The Whiskey Rebellion: George Washington, Alexander Hamilton, and the Frontier Rebels who Challenged America's Newfound Sovereignty | Literary Arts | Pittsburgh | Pittsburgh City Paper

The Whiskey Rebellion: George Washington, Alexander Hamilton, and the Frontier Rebels who Challenged America's Newfound Sovereignty 

By William Hogeland
Scribner, 302 pp., $26.95



Like the Teapot Dome scandal or "54-40 or fight," the Whiskey Rebellion of the 1790s is a chapter in history most Americans forgot after high school. That goes even for Pittsburghers who drive along Bower Hill Road or who attended Fort Couch Middle School ... two names that recall key locations in the local uprising.



But now we have William Hogeland's eminently readable primer to remind us of this singular moment in local and national history.


Like the American Revolution itself, the cause of the Whiskey Rebellion was taxation ... specifically, an excise on whiskey levied to pay the nation's massive debt. As Hogeland shows, the whiskey tax hurt western Pennsylvania more than British taxes ever did. Whiskey was the only cash crop these subsistence farmers had; taxing it meant the working poor would be paying the nation's debts ... debts held by Hamilton's wealthy peers. "Westsylvania," as the restive area was sometimes known, grew resentful. Arguably, it was America's first red state: suspicious of Eastern elites, fond of its guns, hostile to taxes and big government.


And so the rebels rose up to defy the tax and the government that levied it. They torched the property of the local gentry, tarred and feathered tax collectors, and accosted enemies while disguised in housedresses. Eventually they were crushed by the federal army, but never have gun-wielding cross-dressers posed such a threat to the Republic (with the possible exception of J. Edgar Hoover, of course).


Hogeland will visit Pittsburgh on April 28, and descendents of those frontier farmers should buy him a drink. His portrayal of the tax's architect, Treasury Secretary Alexander Hamilton, is so scathing you'll never look at a $10 bill the same way again. By contrast, Hogeland takes pains to show the rebels sympathetically: The army sent to quash them, he writes, "seemed thirstier for blood, more intent on murder" than the rebels themselves.


The rebels often acted like a mindless mob ... their own leaders feared them almost as much as the federal government ... but they could show an evolved sense of justice. Some proposed progressive tax plans that were a century ahead of their time, for example. And in one oddly touching moment, Hogeland recounts the rebels razing a tax collector's home while sparing the dwellings of his slaves.

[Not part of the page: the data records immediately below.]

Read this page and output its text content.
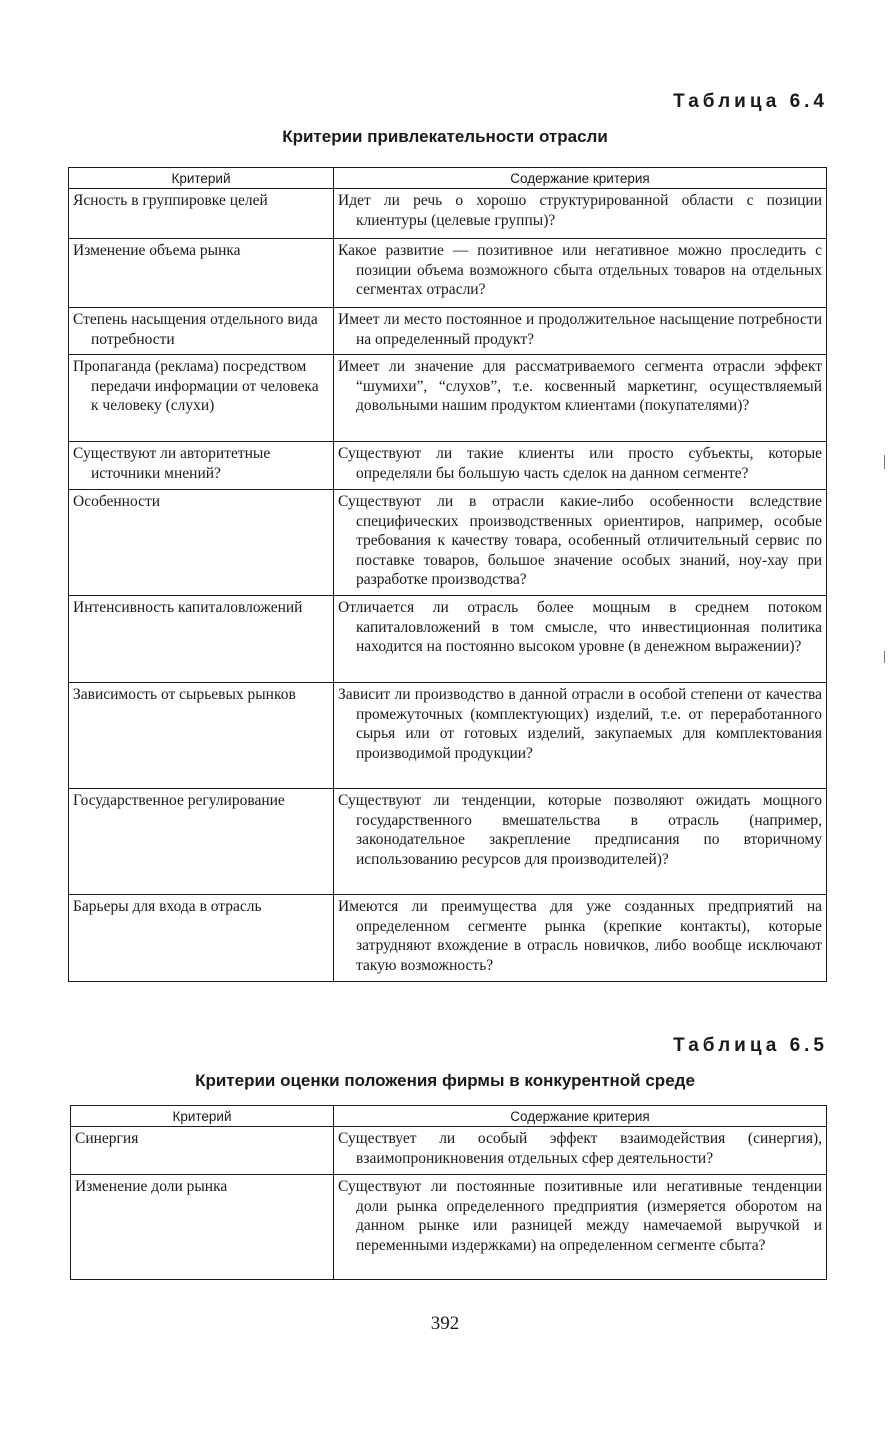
Таблица 6.4
Критерии привлекательности отрасли
Критерий	Содержание критерия
Ясность в группировке целей	Идет ли речь о хорошо структурированной области с позиции клиентуры (целевые группы)?
Изменение объема рынка	Какое развитие — позитивное или негативное можно проследить с позиции объема возможного сбыта отдельных товаров на отдельных сегментах отрасли?
Степень насыщения отдельного вида потребности	Имеет ли место постоянное и продолжительное насыщение потребности на определенный продукт?
Пропаганда (реклама) посредством передачи информации от человека к человеку (слухи)	Имеет ли значение для рассматриваемого сегмента отрасли эффект “шумихи”, “слухов”, т.е. косвенный маркетинг, осуществляемый довольными нашим продуктом клиентами (покупателями)?
Существуют ли авторитетные источники мнений?	Существуют ли такие клиенты или просто субъекты, которые определяли бы большую часть сделок на данном сегменте?
Особенности	Существуют ли в отрасли какие-либо особенности вследствие специфических производственных ориентиров, например, особые требования к качеству товара, особенный отличительный сервис по поставке товаров, большое значение особых знаний, ноу-хау при разработке производства?
Интенсивность капиталовложений	Отличается ли отрасль более мощным в среднем потоком капиталовложений в том смысле, что инвестиционная политика находится на постоянно высоком уровне (в денежном выражении)?
Зависимость от сырьевых рынков	Зависит ли производство в данной отрасли в особой степени от качества промежуточных (комплектующих) изделий, т.е. от переработанного сырья или от готовых изделий, закупаемых для комплектования производимой продукции?
Государственное регулирование	Существуют ли тенденции, которые позволяют ожидать мощного государственного вмешательства в отрасль (например, законодательное закрепление предписания по вторичному использованию ресурсов для производителей)?
Барьеры для входа в отрасль	Имеются ли преимущества для уже созданных предприятий на определенном сегменте рынка (крепкие контакты), которые затрудняют вхождение в отрасль новичков, либо вообще исключают такую возможность?
Таблица 6.5
Критерии оценки положения фирмы в конкурентной среде
Критерий	Содержание критерия
Синергия	Существует ли особый эффект взаимодействия (синергия), взаимопроникновения отдельных сфер деятельности?
Изменение доли рынка	Существуют ли постоянные позитивные или негативные тенденции доли рынка определенного предприятия (измеряется оборотом на данном рынке или разницей между намечаемой выручкой и переменными издержками) на определенном сегменте сбыта?
392
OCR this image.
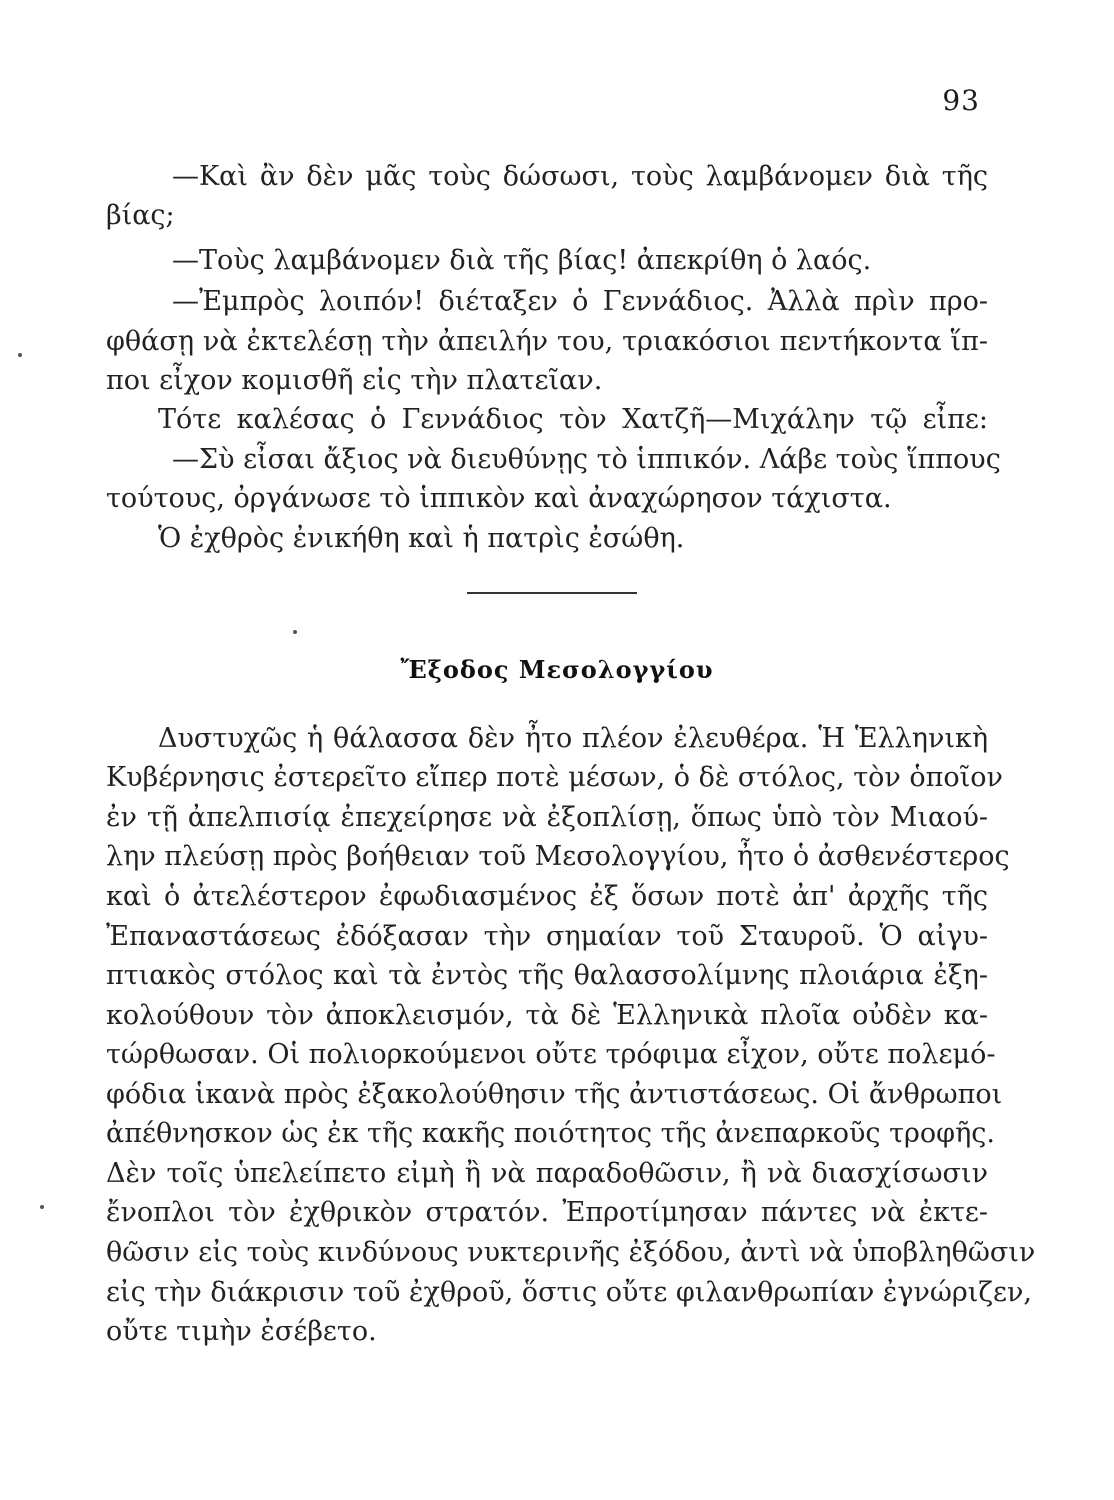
93
—Καὶ ἂν δὲν μᾶς τοὺς δώσωσι, τοὺς λαμβάνομεν διὰ τῆς
βίας;
—Τοὺς λαμβάνομεν διὰ τῆς βίας! ἀπεκρίθη ὁ λαός.
—Ἐμπρὸς λοιπόν! διέταξεν ὁ Γεννάδιος. Ἀλλὰ πρὶν προ-
φθάσῃ νὰ ἐκτελέσῃ τὴν ἀπειλήν του, τριακόσιοι πεντήκοντα ἵπ-
ποι εἶχον κομισθῆ εἰς τὴν πλατεῖαν.
Τότε καλέσας ὁ Γεννάδιος τὸν Χατζῆ—Μιχάλην τῷ εἶπε:
—Σὺ εἶσαι ἄξιος νὰ διευθύνῃς τὸ ἱππικόν. Λάβε τοὺς ἵππους
τούτους, ὀργάνωσε τὸ ἱππικὸν καὶ ἀναχώρησον τάχιστα.
Ὁ ἐχθρὸς ἐνικήθη καὶ ἡ πατρὶς ἐσώθη.
Ἔξοδος Μεσολογγίου
Δυστυχῶς ἡ θάλασσα δὲν ἦτο πλέον ἐλευθέρα. Ἡ Ἑλληνικὴ
Κυβέρνησις ἐστερεῖτο εἴπερ ποτὲ μέσων, ὁ δὲ στόλος, τὸν ὁποῖον
ἐν τῇ ἀπελπισίᾳ ἐπεχείρησε νὰ ἐξοπλίσῃ, ὅπως ὑπὸ τὸν Μιαού-
λην πλεύσῃ πρὸς βοήθειαν τοῦ Μεσολογγίου, ἦτο ὁ ἀσθενέστερος
καὶ ὁ ἀτελέστερον ἐφωδιασμένος ἐξ ὅσων ποτὲ ἀπ' ἀρχῆς τῆς
Ἐπαναστάσεως ἐδόξασαν τὴν σημαίαν τοῦ Σταυροῦ. Ὁ αἰγυ-
πτιακὸς στόλος καὶ τὰ ἐντὸς τῆς θαλασσολίμνης πλοιάρια ἐξη-
κολούθουν τὸν ἀποκλεισμόν, τὰ δὲ Ἑλληνικὰ πλοῖα οὐδὲν κα-
τώρθωσαν. Οἱ πολιορκούμενοι οὔτε τρόφιμα εἶχον, οὔτε πολεμό-
φόδια ἱκανὰ πρὸς ἐξακολούθησιν τῆς ἀντιστάσεως. Οἱ ἄνθρωποι
ἀπέθνησκον ὡς ἐκ τῆς κακῆς ποιότητος τῆς ἀνεπαρκοῦς τροφῆς.
Δὲν τοῖς ὑπελείπετο εἰμὴ ἢ νὰ παραδοθῶσιν, ἢ νὰ διασχίσωσιν
ἔνοπλοι τὸν ἐχθρικὸν στρατόν. Ἐπροτίμησαν πάντες νὰ ἐκτε-
θῶσιν εἰς τοὺς κινδύνους νυκτερινῆς ἐξόδου, ἀντὶ νὰ ὑποβληθῶσιν
εἰς τὴν διάκρισιν τοῦ ἐχθροῦ, ὅστις οὔτε φιλανθρωπίαν ἐγνώριζεν,
οὔτε τιμὴν ἐσέβετο.
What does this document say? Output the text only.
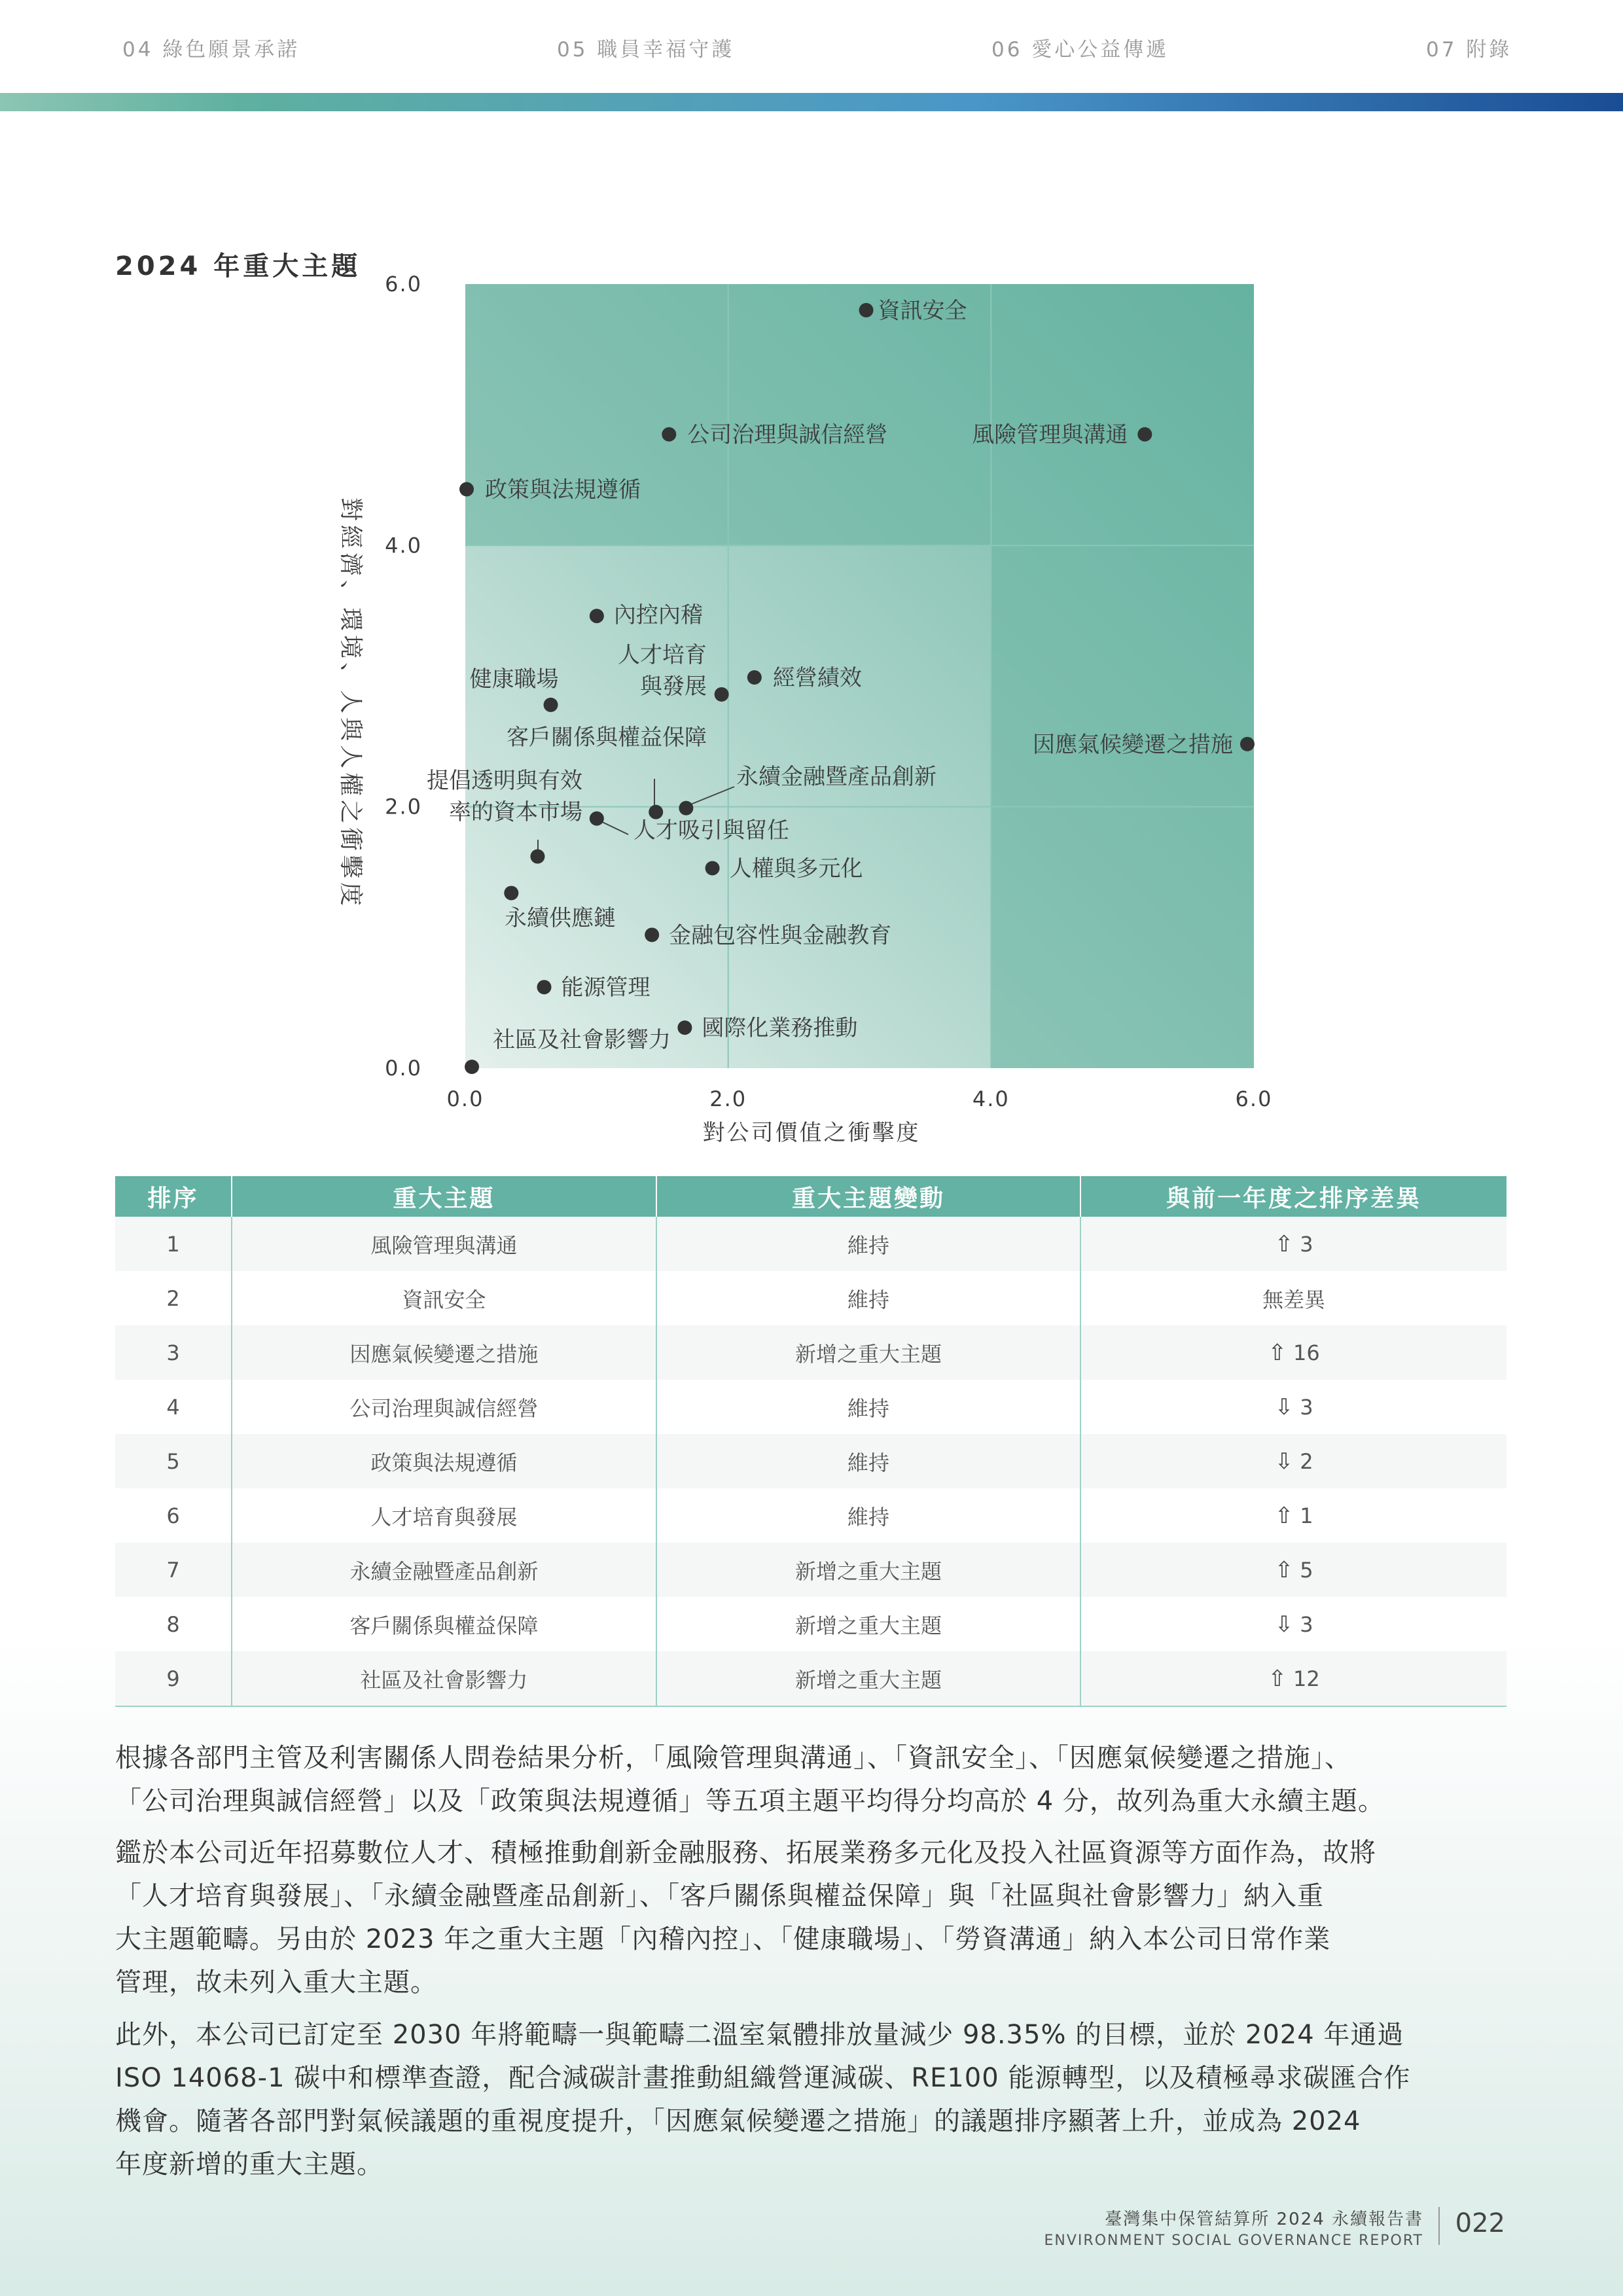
04 綠色願景承諾	05 職員幸福守護	06 愛心公益傳遞	07 附錄
2024 年重大主題
對公司價值之衝擊度
對經濟、環境、人與人權之衝擊度
0.0
0.0
2.0
2.0
4.0
4.0
6.0
6.0
資訊安全
公司治理與誠信經營	風險管理與溝通
政策與法規遵循
內控內稽
人才培育與發展	經營績效
健康職場
因應氣候變遷之措施
客戶關係與權益保障
永續金融暨產品創新
人才吸引與留任
提倡透明與有效率的資本市場
人權與多元化
永續供應鏈
金融包容性與金融教育
能源管理
國際化業務推動
社區及社會影響力
排序	重大主題	重大主題變動	與前一年度之排序差異
1	風險管理與溝通	維持	⇧ 3
2	資訊安全	維持	無差異
3	因應氣候變遷之措施	新增之重大主題	⇧ 16
4	公司治理與誠信經營	維持	⇩ 3
5	政策與法規遵循	維持	⇩ 2
6	人才培育與發展	維持	⇧ 1
7	永續金融暨產品創新	新增之重大主題	⇧ 5
8	客戶關係與權益保障	新增之重大主題	⇩ 3
9	社區及社會影響力	新增之重大主題	⇧ 12
根據各部門主管及利害關係人問卷結果分析，「風險管理與溝通」、「資訊安全」、「因應氣候變遷之措施」、
「公司治理與誠信經營」以及「政策與法規遵循」等五項主題平均得分均高於 4 分，故列為重大永續主題。
鑑於本公司近年招募數位人才、積極推動創新金融服務、拓展業務多元化及投入社區資源等方面作為，故將
「人才培育與發展」、「永續金融暨產品創新」、「客戶關係與權益保障」與「社區與社會影響力」納入重
大主題範疇。另由於 2023 年之重大主題「內稽內控」、「健康職場」、「勞資溝通」納入本公司日常作業
管理，故未列入重大主題。
此外，本公司已訂定至 2030 年將範疇一與範疇二溫室氣體排放量減少 98.35% 的目標，並於 2024 年通過
ISO 14068-1 碳中和標準查證，配合減碳計畫推動組織營運減碳、RE100 能源轉型，以及積極尋求碳匯合作
機會。隨著各部門對氣候議題的重視度提升，「因應氣候變遷之措施」的議題排序顯著上升，並成為 2024
年度新增的重大主題。
臺灣集中保管結算所 2024 永續報告書
ENVIRONMENT SOCIAL GOVERNANCE REPORT
022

Hogeland recounts his tale with brio. Take his sketch of the rebels' backwoods prophet, Herman Husband: "He was born in 1724 and annoyed his family, fifteen years later, by being born again. He wasn't being groomed for religious enthusiasm." (Get it? "Groomed"?) Hogeland's gloss on rebel grievances is skillful, and he negotiates complicated matters of finance and governance glibly.


Maybe a little too glibly, in fact. Hogeland almost quotes directly from the ample historical record ... letters, personal memoirs, etc. Whole chapters go by without a single set of quotation marks; and while Hogeland provides copious endnotes, that's no substitute for hearing these historical figures speak in their own voices.


This is a popular history rather than a scholarly text, of course: General-interest readers might have lost the narrative flow if it had been coagulated with footnotes. But Hogeland sometimes violates the cardinal rule of storytelling: Show, don't tell. Why not let us read from the correspondence between Hamilton and George Washington, for example, so we can see whether the president "was in perfect harmony, both explicitly and tacitly, with Hamilton's execution" of unfair arrests?


Moreover, Hogeland's facile retelling of the rebels' story skips over the lessons it could teach us. Crushing the rebellion may have been necessary for America's survival. But as historian Howard Zinn and others have noted, it also established an unhappy precedent: Throughout American history, the federal government often guarded the prerogatives of wealth more zealously than the freedoms guaranteed in the Bill of Rights. The mill towns of "Westsylvania" were taught that lesson as harshly as anyone.


Hogeland deserves credit for bringing this story to light, and to life, for new audiences. I just wish he'd shared a bit more of the record, and the conclusions he drew from it.